In June 2019, during a phone interview with Fox News, Trump said he had named Homan “border czar.” But Homan never assumed such a role.
After leaving his government position, Homan established Border 911, a nonprofit organization that says it educates “the American people about the facts of a non-secure border.”
In August 2018, Homan became a Fox News contributor. And in February 2022, Homan joined the Heritage Foundation, a conservative think tank, as a visiting fellow. He is listed as a contributor to the group’s Project 2025, a conservative policy blueprint for a Republican presidential administration.
Homan’s role in policy that led to family separations during Trump’s first term
As Immigration and Customs Enforcement’s acting director, Homan was among the people who proposed the “zero-tolerance” policy, which called for prosecuting adults who illegally entered the U.S. and led to the separation of parents from children. Children were placed in the custody of a sponsor, such as a relative or foster home, or held in a shelter, while the parents went through prosecution.
In a Pulitzer Prize-winning article, The Atlantic said Homan suggested the policy during his time in the Obama administration, but Homeland Security Secretary Jeh Johnson rejected it. He suggested the policy again during the Trump administration.

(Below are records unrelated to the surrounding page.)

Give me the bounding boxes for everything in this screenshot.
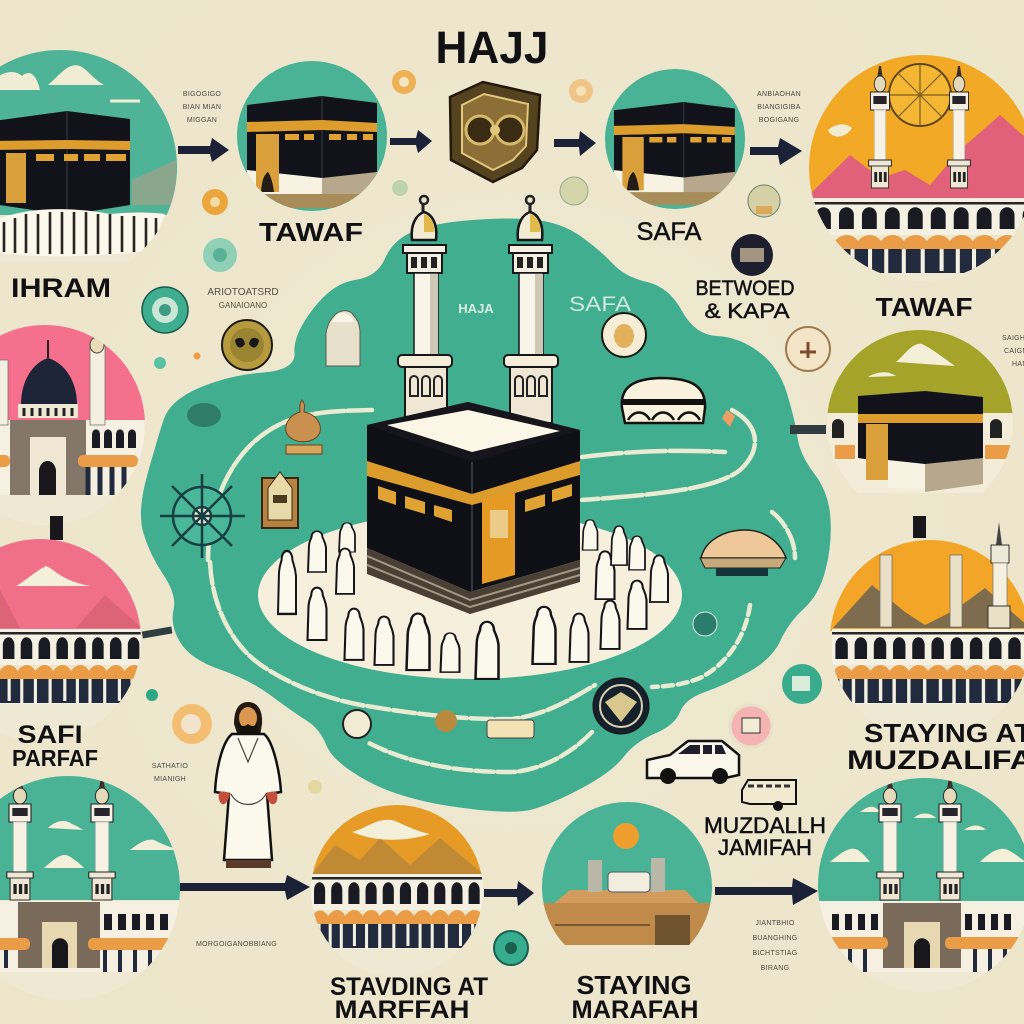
label: Muzdalah Jamifah — [704, 813, 826, 860]
label: Muzdalah Jamifah: JAMIFAH — [718, 835, 812, 860]
icon: small disc — [560, 177, 588, 205]
connector: right horizontal — [790, 425, 826, 434]
icon: small green dot left — [146, 689, 158, 701]
icon: orange diamond — [722, 410, 735, 427]
connector: left vertical — [50, 516, 63, 540]
label: Between Safa and Kapa: BETWOED — [696, 277, 794, 300]
figure: pilgrim man — [215, 702, 281, 868]
arrow: bottom 3 — [715, 878, 818, 905]
panel: step 11 right Kaaba — [825, 325, 1020, 493]
caption: upper left of cloud: ARIOTOATSRD — [207, 287, 279, 298]
caption: Sathatio: MIANIGH — [154, 776, 186, 783]
icon: small dots left — [154, 352, 200, 369]
icon: teal badge right — [782, 664, 822, 704]
caption: lower right: BUANGHING — [752, 935, 798, 942]
label: Safi Parfaf — [12, 721, 98, 771]
label: Stavding at Marfah: MARFFAH — [334, 996, 470, 1024]
label: Staying at Muzdalifa: MUZDALIFA — [847, 745, 1024, 775]
icon: car — [647, 741, 739, 784]
icon: small teal flower — [392, 180, 408, 196]
panel: step 8 bottom — [311, 805, 482, 950]
icon: bus on cloud — [622, 378, 705, 423]
label: Safa: SAFA — [636, 218, 702, 246]
caption: top right: ANBIAOHAN — [757, 91, 801, 98]
label: Staying Marafah: STAYING — [576, 970, 692, 1000]
panel: white courtyard — [258, 511, 682, 679]
icon: green ring badge — [142, 287, 188, 333]
arrow: 3 to 4 top — [554, 131, 596, 156]
label: Staying Marafah: MARAFAH — [572, 996, 698, 1024]
icon: lantern — [286, 400, 322, 454]
icon: small box — [487, 720, 534, 738]
Kaaba body — [367, 402, 580, 592]
illustration: central Kaaba with minarets — [367, 196, 580, 614]
icon: right disc — [748, 185, 780, 217]
panel: step 7 bottom left — [0, 775, 190, 1002]
caption: Ihram: BIGOGIGO — [183, 91, 221, 98]
label: Staying at Muzdalifa — [847, 718, 1024, 775]
icon: small cloud bush — [187, 403, 221, 427]
icon: central ornate tile — [450, 82, 540, 182]
icon: pale badge — [786, 327, 830, 371]
arrow: bottom 1 — [180, 875, 310, 900]
label: Staying Marafah — [572, 970, 698, 1024]
caption: bottom left: MORGOIGANOBBIANG — [196, 941, 277, 948]
panel: step 12 right arcade — [830, 540, 1024, 704]
caption: lower right: BIRANG — [761, 965, 789, 972]
group: pilgrims — [278, 520, 668, 679]
label: Safi Parfaf: SAFI — [18, 721, 82, 749]
icon: small ring — [343, 710, 371, 738]
arrow: 4 — [750, 138, 802, 165]
label: Between Safa and Kapa — [696, 277, 794, 323]
icon: small sparkle — [308, 780, 322, 794]
icon: dark medal — [593, 678, 649, 734]
icon: dome vehicle on cloud — [700, 530, 786, 572]
connector: right vertical — [913, 516, 926, 538]
label: Tawaf: TAWAF — [259, 217, 363, 247]
label: Ihram: IHRAM — [11, 273, 111, 303]
icon: gold badge on cloud — [602, 313, 646, 357]
arrow: 2 to 3 — [390, 130, 432, 153]
label: Safa on cloud: SAFA — [569, 293, 631, 316]
caption: Sathatio: SATHATIO — [152, 763, 188, 770]
icon: teal badge — [203, 238, 237, 272]
caption: upper left of cloud: GANAIOANO — [219, 301, 267, 310]
panel: pale dashed walkway — [208, 410, 795, 772]
icon: dark badge — [731, 234, 773, 276]
icon: orange flower right — [569, 79, 593, 103]
icon: teal disc bottom — [494, 931, 528, 965]
connector: left horizontal — [142, 626, 172, 639]
icon: skull badge — [222, 320, 272, 370]
panel: central green cloud — [141, 218, 831, 812]
panel: step 9 bottom — [542, 802, 712, 945]
labels: cloud label Haja: HAJA — [458, 301, 494, 316]
label: Tawaf right: TAWAF — [876, 292, 972, 322]
icon: tall right minaret — [988, 522, 1010, 628]
icon: van — [742, 780, 796, 811]
icon: left minaret — [398, 196, 452, 417]
icon: dharma wheel — [160, 474, 245, 558]
caption: top right: BIANGIGIBA — [757, 104, 801, 111]
caption: Ihram: BIAN MIAN — [183, 104, 221, 111]
arrow: bottom 2 — [484, 881, 534, 906]
label: Staying at Muzdalifa: STAYING AT — [864, 718, 1024, 748]
caption: lower right: JIANTBHIO — [755, 920, 795, 927]
label: Safi Parfaf: PARFAF — [12, 745, 98, 771]
label: Between Safa and Kapa: & KAPA — [704, 300, 790, 323]
panel: step 5 mosque — [0, 325, 145, 495]
icon: small coin — [693, 612, 717, 636]
panel: step 3 Safa — [605, 69, 745, 209]
label: Stavding at Marfah: STAVDING AT — [330, 973, 488, 1001]
panel: step 4 Tawaf top right — [809, 55, 1024, 276]
icon: pink badge — [730, 705, 772, 747]
panel: step 2 Tawaf — [237, 61, 387, 211]
caption: lower right: BICHTSTIAG — [752, 950, 798, 957]
icon: small gold flower — [435, 710, 457, 732]
icon: framed door — [262, 472, 298, 528]
caption: Ihram: MIGGAN — [187, 117, 217, 124]
title: HAJJ — [436, 22, 548, 73]
panel: step 6 arcade left — [0, 539, 141, 704]
arrow: 1 to 2 — [178, 138, 229, 162]
caption: top right: BOGIGANG — [759, 117, 799, 124]
icon: right minaret — [504, 196, 558, 423]
icon: orange flower — [392, 70, 416, 94]
icon: orange medal — [172, 704, 212, 744]
icon: orange badge — [202, 189, 228, 215]
panel: step 1 Ihram — [0, 40, 180, 262]
label: Stavding at Marfah — [330, 973, 488, 1024]
panel: step 10 bottom right — [815, 775, 1024, 1002]
icon: shrine — [326, 311, 360, 366]
label: Muzdalah Jamifah: MUZDALLH — [704, 813, 826, 838]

“I recommended zero-tolerance,” to Nielsen, Homan said in a July 2019 congressional hearing.
More than 5,000 children were separated from their parents under the policy. In June 2018 Trump signed an executive order to keep children and parents together in detention. President Joe Biden’s administration rescinded the zero-tolerance policy.
Will the incoming Trump administration revive the zero-tolerance policy?
Homan told “60 Minutes” correspondent Cecilia Vega that he knows of no formal policy discussions. But when asked whether the policy should be on the table, he said: “It needs to be considered, absolutely.”
What we know about the ‘border czar’ role and Homan’s mass deportation plans
As “border czar,” Homan will report directly to Trump and work at the White House, Homan said in a Nov. 11 WWNY-TV interview.
Unlike other positions, such as Homeland Security secretary, Homan will not have to go through Senate confirmation. Homan said he will work closely with the Department of Homeland Security and its agencies, including Immigration and Customs Enforcement and Customs and Border Protection. Trump said Nov. 11 that he will appoint South Dakota Gov. Kristi Noem as the Homeland Security secretary.
Homan has said he will prioritize deporting people who threaten public safety and national security. However, he said that anyone who is in the country illegally should not feel comfortable.
“When you enter this country illegally, you have committed a crime,” Homan said Nov. 11 on Fox News. “You are a criminal. And you’re not off the table.”
Being in the U.S. without legal authorization is a civil, not criminal offense; crossing the U.S. border illegally is a criminal violation.
Homan also said the Trump administration will conduct workplace immigration raids.
He said he would not carry out mass neighborhood sweeps or build “concentration camps.” But in April, Trump told Time magazine that building mass deportation camps was not out of the question.
Millions of people live in mixed-status families, meaning people share a home with at least one family member who is in the U.S. illegally, according to the nonpartisan Migration Policy Institute.
In the “60 Minutes” interview, Vega asked Homan whether there’s a way to carry out mass deportations without separating families.
“Of course there is,” Homan said. “Families can be deported together.”